At 6 months, those assigned to the CCTA were more likely than those of the CV risk score group to comply with the National Institute for Health and Care Excellence (Nice) for diet, BIR, smoking and physical exercise (17% vs 6%; or 3.42; 95% CI 1.63-6.94). This was motivated by significantly higher rates of achieving a healthy BMI and compliance with food advice.
In addition, less preventive treatment was proposed after CCTA (51% against 75%), but patients more easily accepted treatment recommendations (77% vs 46%; P <0.001 for both). This resulted in similar use of lipididentic therapy (35% vs 44%; P = 0.08), but antiplatelet therapy has been used more often after CCTA (40% vs 0.5%; P <0.001).
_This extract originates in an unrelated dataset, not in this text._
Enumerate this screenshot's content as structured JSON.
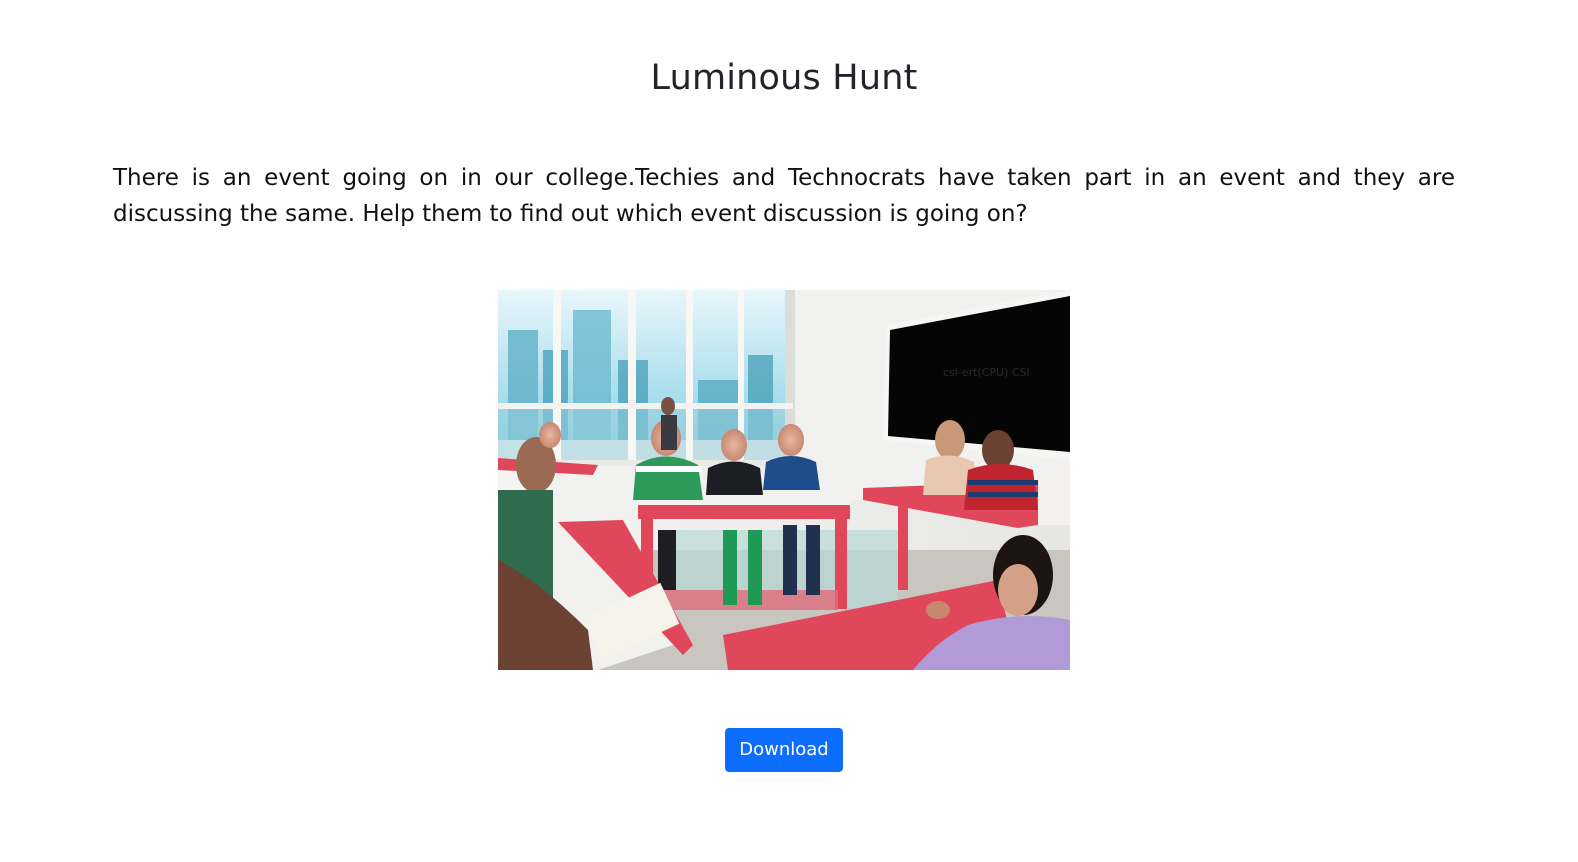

ACTA guided management has also translated as risk factors improvements such as weight, BMI, waist, APP PA, average blood pressure, total cholesterol, LDL cholesterol and number of steps, with greater progress among people with coronary atheroma defined by CT.
Finally, at 6 months, the cardiovascular risk score at 10 years increased from 13% to 11% in the CCTA group (P <0.001), but no change of this type was observed in the risk score arm.
Until we have randomized clinical trial data, I would probably be a little careful to make solid recommendations at the moment and where we should use CT angiography. Michael McDermott
“A painting painted a thousand words,” said McDermott, explaining the probable reasoning behind their results and how they are probably generalizable to the populations outside of Scotland. “The presence of a coronary disease on CT angiography transcends all linguistic barriers. It allows patients to understand their own personalized and individual risk and not the risk of the population. ”
He took care to emphasize that this is not a study of all countries Population screening program Just again.
“In the end, we must see what the main SCOT-HEART 2 study reveals,” said McDermott. “We must understand where the greatest risk reduction is, if we see a risk reduction in coronary artery events … until we have randomized clinical trial data, I would probably be a little careful to make solid recommendations at the moment and where we must use the CT angiography.”
For Leipsic, the analysis does not answer a critical question: should CT angiograms be carried out in patients who are well without symptoms? This also does not give an overview of how the APPTA works as a motivation tool compared to the notation of calcium, “which is increasingly used in this population,” said Leipsic. However, when the test results are available, this information is useful for patients and doctors.
“This is just a new reminder that the richness of CT helps to illuminate medical management, helps to empower conversation and empower the patient, and stimulates greater membership and more to adopt medical therapy,” he said.
In an accompanying editorialPamela S. Douglas, MD, and Neha J. Pagidipati, MD (Duke University, Durham, NC), encourage doctors to keep the course, while keeping the CCTA in mind.
“In the end, we can continue to do what we have always done: provide preventive recommendations based on calculated risk scores,” they write. “But if most patients and their clinicians are not sufficiently motivated by these scores to make changes in lifestyle or prescribe preventive therapies, what is the interest?” The study, they add, provides “convincing data that ACCT and screening for subclinical atherosclerosis in general can help us cross the last kilometer to prevent the ASCVD effectively.”